Let the agent run by itself without blocking the agent.
"Fire and forget — the agent doesn't block while the command runs."
The pain of blocking calls
The bash tool in S02 is synchronous: subprocess.run(..., timeout=120), running a command like npm install takes 90 seconds, and the entire agent loop is stuck for 90 seconds. The user stares at the terminal, not knowing whether it is hung up or working.
Solution to s08: Give the agent a background_run tool. It immediately returns a task_id, and the command is run on another thread. The agent continues to loop and do other things; when the bg task is completed, the results are added to the notification queue.
def run(self, command: str) -> str: task_id = str(uuid.uuid4())[:8] self.tasks[task_id] = {"status":"running", ...} thread = threading.Thread(target=self._execute, args=(task_id, command), daemon=True) thread.start() return f"Background task {task_id} started" # Return immediately
How to return the result to the agent?
The key is a thread-safe queue: when the bg thread completes, it appends to the queue; before each LLM call by the main thread the queue is drained and the completion notification is stuffed into messages as user messages.
def agent_loop(messages): while True: # Drain bg notifications before each LLM call notifs = BG.drain_notifications() if notifs: messages.append({ "role": "user", "content": f"<background-results>{notif_text}</background-results>", }) response = client.messages.create(...) ...
In this way, the agent spawns a bg task in the Nth round.
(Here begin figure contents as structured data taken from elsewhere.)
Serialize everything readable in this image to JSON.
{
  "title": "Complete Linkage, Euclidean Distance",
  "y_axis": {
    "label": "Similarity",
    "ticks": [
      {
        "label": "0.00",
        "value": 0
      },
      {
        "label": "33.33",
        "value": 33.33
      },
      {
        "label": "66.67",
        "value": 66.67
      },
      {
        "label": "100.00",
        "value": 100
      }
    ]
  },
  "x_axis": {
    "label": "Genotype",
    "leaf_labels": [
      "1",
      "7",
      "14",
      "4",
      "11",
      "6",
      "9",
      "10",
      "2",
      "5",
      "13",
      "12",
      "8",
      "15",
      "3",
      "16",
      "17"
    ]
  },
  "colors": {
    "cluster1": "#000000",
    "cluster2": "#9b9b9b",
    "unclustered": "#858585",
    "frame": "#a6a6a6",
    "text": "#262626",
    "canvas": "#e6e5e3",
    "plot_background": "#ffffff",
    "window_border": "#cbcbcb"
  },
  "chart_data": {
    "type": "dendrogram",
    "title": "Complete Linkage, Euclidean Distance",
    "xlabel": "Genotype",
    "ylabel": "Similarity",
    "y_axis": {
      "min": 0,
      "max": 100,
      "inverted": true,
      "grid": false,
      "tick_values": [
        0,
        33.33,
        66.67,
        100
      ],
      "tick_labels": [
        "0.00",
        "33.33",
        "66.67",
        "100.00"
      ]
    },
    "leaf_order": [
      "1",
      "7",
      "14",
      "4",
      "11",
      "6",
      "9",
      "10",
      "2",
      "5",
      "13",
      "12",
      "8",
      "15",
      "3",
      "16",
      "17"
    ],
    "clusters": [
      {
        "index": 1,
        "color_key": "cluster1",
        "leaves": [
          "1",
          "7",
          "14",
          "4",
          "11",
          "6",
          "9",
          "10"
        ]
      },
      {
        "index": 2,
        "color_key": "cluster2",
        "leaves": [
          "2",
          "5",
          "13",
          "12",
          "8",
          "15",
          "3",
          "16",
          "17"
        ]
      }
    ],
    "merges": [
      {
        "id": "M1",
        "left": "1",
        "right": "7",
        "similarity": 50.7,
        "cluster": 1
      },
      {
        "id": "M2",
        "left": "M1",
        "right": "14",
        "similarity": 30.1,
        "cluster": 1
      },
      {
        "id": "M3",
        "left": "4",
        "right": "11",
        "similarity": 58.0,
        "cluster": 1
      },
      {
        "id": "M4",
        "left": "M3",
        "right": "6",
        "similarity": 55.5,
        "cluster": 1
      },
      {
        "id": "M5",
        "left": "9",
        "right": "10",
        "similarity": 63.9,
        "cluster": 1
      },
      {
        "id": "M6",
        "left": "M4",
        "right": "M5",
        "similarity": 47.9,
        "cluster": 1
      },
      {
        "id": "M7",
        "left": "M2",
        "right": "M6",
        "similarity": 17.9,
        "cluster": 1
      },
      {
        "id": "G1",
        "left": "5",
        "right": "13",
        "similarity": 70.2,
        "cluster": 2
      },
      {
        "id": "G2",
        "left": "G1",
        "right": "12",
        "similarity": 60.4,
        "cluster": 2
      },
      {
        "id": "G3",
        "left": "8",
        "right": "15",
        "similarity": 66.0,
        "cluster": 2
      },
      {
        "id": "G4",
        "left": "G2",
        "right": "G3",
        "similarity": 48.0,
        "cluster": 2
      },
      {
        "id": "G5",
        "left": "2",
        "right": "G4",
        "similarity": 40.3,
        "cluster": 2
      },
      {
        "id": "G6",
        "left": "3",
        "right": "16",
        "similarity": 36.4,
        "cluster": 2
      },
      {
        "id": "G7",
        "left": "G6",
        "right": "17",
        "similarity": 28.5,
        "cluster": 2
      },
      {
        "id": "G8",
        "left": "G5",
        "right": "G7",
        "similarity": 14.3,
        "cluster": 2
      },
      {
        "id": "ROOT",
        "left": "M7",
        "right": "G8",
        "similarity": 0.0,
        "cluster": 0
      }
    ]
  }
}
When the task is completed in the N+3 round, the next LLM call will automatically bring the results - the model will know when it sees the <background-results> block: "Oh, that task is finished, I will continue."
Timeline demo
The following widget allows you to simulate: the main thread ticks every second (simulating the agent cycle beat); you can spawn the bg task at any time. Watch how the two clues meet at the "drain point".
Which commands should be placed in the background?
Not all commands should be thrown into the background. There are two criteria:
- Time consuming: Synchronous running within a few seconds is simpler, eliminating the need to maintain queues.
- Result importance: If the result is used immediately in the next step (e.g.
cat file.txtimmediately followed bygrep), the background is meaningless - you still have to wait for it.